Sides – ordered separately – comprised beef-dripping chips, garlic mushrooms, and seasonal greens. All were expertly prepared, with the chips being especially worthy of the extra couple of quid involved – high praise indeed from a cheapskate with an aversion to deep-fried potatoes. The accompanying béarnaise sauce partnered exceptionally well with the chips, but you would deserve to eat nothing but Tesco sandwiches for the rest of life if you let it anywhere near your steak. Of course, I’d have liked to see a mac ‘n’ cheese offered as well, but that’s more of a personal obsession than a serious criticism.
Accompanying our meal was the Humberto Canale Estate Malbec. A fine example of Argentina’s varied and unique terroirs, it hails from Rio Negro in the Patagonia region of the country rather than the Mendoza area most of us know. Geography aside, it was a splendid bit of grape, putting most New World reds I’ve quaffed recently to shame. Full-bodied and bursting with spicy fruit flavours, it finishes with smoky cedar notes that complemented the steak’s magnificent char perfectly. Malbec may just be the grape that God created with steak-loving winos in mind. At £25 for a bottle that retails for just over a tenner, it was a worthwhile investment for a meal of this calibre.
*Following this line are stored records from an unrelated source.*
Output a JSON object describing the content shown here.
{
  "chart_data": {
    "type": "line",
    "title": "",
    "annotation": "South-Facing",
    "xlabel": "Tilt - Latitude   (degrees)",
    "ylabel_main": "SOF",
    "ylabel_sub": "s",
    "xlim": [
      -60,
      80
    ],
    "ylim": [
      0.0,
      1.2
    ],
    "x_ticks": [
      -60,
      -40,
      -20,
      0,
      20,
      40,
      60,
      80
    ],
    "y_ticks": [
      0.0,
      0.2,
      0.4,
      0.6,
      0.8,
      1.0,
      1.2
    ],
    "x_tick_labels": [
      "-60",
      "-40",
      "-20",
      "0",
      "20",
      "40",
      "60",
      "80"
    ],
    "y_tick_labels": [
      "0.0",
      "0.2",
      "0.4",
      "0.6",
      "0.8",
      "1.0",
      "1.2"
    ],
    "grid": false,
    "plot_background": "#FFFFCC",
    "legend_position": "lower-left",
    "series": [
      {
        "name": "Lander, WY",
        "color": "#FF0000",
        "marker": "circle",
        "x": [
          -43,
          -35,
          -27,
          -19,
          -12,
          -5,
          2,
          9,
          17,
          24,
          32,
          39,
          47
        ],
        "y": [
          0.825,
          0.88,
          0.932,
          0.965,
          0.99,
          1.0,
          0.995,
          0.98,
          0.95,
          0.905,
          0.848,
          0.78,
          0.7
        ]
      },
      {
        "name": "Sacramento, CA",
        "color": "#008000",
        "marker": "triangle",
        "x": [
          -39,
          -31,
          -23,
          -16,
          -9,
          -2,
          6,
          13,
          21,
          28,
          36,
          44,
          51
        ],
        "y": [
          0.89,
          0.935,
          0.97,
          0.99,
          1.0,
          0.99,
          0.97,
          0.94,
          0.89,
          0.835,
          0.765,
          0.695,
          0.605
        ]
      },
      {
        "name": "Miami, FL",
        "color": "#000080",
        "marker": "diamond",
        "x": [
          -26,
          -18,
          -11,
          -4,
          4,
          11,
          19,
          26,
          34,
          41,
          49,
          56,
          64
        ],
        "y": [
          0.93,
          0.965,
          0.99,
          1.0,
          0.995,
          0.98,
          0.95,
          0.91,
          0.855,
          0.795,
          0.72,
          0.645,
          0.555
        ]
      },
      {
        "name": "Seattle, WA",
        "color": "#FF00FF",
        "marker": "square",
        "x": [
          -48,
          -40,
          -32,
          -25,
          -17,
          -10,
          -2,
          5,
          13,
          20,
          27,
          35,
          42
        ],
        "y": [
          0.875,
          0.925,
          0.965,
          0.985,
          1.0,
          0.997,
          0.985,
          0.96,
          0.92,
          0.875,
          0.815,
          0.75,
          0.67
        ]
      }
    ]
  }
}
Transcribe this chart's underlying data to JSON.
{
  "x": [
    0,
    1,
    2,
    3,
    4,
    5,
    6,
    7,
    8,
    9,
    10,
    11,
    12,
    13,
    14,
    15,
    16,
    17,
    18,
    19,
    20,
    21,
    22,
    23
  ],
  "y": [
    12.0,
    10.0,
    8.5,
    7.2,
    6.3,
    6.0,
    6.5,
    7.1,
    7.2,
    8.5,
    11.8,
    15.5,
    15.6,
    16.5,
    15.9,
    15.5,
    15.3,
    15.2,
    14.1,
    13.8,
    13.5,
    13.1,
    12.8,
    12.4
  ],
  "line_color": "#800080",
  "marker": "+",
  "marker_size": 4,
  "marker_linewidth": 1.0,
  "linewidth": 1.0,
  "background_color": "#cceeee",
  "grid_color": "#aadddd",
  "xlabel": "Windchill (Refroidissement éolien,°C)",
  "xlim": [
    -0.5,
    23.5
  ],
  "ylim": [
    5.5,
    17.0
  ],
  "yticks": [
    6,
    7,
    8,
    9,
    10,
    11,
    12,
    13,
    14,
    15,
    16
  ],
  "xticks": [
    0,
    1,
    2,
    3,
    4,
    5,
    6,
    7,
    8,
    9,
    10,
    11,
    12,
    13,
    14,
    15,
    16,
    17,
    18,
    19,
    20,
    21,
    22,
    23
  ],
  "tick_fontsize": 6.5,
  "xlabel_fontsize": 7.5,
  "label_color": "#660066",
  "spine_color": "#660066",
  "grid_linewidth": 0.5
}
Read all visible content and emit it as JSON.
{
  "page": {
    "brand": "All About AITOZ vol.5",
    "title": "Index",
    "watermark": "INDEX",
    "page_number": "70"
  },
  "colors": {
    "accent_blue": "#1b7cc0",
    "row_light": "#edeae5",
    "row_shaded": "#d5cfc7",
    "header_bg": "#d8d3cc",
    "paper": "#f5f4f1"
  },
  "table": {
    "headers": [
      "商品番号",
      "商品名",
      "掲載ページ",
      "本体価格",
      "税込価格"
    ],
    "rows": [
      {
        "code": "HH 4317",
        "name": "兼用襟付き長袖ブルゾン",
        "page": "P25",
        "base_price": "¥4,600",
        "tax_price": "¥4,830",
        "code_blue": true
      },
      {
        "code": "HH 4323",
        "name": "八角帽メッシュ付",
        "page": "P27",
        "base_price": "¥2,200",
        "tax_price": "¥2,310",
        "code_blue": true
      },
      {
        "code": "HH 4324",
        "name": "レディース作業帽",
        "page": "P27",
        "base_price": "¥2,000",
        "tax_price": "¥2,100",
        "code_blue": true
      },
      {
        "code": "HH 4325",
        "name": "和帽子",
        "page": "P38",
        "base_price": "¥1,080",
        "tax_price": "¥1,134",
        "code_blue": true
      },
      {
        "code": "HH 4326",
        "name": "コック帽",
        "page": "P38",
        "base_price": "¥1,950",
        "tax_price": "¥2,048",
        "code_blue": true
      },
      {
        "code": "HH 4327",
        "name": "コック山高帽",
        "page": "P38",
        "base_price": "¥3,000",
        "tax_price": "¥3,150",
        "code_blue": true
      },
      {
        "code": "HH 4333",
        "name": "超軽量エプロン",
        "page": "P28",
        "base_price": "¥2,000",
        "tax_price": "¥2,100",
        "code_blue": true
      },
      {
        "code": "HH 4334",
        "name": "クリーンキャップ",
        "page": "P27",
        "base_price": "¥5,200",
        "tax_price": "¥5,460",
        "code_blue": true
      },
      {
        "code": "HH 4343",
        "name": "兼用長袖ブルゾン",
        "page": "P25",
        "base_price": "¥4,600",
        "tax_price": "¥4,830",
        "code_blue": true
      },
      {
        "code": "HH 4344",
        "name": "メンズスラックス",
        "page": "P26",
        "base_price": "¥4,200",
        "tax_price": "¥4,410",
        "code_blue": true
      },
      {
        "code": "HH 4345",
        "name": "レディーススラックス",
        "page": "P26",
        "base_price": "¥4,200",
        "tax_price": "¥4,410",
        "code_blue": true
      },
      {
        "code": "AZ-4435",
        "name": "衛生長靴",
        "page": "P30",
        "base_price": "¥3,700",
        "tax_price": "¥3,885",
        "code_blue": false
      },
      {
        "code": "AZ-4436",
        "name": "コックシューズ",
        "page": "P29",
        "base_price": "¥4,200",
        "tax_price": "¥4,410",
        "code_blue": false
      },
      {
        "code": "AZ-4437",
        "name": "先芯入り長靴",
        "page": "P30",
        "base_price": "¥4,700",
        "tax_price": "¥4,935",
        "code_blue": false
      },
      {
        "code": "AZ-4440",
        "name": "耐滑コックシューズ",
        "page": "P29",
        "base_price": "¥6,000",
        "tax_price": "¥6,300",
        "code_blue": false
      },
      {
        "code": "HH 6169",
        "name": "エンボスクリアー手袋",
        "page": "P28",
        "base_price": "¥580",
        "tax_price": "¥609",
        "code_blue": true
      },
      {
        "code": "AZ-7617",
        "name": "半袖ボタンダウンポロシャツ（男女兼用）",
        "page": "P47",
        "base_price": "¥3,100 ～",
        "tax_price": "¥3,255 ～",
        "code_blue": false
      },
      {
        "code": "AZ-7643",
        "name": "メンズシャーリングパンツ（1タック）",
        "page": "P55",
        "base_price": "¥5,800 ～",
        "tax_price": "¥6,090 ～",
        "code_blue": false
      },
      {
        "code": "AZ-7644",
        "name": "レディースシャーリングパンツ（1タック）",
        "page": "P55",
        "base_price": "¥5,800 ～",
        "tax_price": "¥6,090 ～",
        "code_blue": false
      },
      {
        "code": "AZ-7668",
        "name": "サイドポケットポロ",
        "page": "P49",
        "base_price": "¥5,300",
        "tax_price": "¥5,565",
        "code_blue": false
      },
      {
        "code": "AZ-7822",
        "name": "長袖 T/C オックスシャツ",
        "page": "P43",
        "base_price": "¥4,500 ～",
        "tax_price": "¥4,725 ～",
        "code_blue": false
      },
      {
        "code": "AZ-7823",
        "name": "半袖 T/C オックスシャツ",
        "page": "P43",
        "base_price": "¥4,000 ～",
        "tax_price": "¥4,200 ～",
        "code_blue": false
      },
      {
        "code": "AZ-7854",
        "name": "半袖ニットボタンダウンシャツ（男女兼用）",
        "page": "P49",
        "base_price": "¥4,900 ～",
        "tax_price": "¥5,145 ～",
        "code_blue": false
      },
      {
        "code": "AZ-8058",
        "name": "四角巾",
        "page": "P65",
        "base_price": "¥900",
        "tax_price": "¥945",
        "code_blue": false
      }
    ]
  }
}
Dessert is usually an afterthought for me and this night was no different. That isn’t to say the Coal Shed’s kitchen didn’t provide a more than commendable ending to the meal, just that it takes something special for me to get excited about the sweet course. The offer of cardamon pannacotta nearly did it, but I stayed true to form and passed on the puddings, opting instead for an interesting selection of local cheeses, served at the right temperature with decent crackers, nice chutney, and a bit of fruit to freshen the palate. Cheese plates rarely offer more than what the tin says, but they are a good measure of a restaurant’s philosophy, and this one confirmed what was already obvious from the first two courses: that the Coal Shed carefully sources prime local ingredients, serves them simply but perfectly, and then lets the quality speak for itself. A Knickerbocker Glory received the thumbs up from Al, and with that it was damage time.
After pushing the boat way out – I managed a glass of very acceptable sweet wine as well – I remember the bill coming in at around £100, excluding a well-deserved tip. At just over £50 a head for an evening of almost total self-indulgence, the Coal Shed represents very good value. Perhaps you’d expect the tab to be a bit cheaper outside of London, but Brighton clearly feels it has the goods to compete with its northerly neighbour on the dining front. On the basis of this meal, it’s hard to disagree. More frugal diners than ourselves could have enjoyed a perfectly satisfactory meal for less, but with so many good things on offer, self-restraint was out of the question. Of course, I might well be humming a different tune if they hadn’t gotten the steak so right.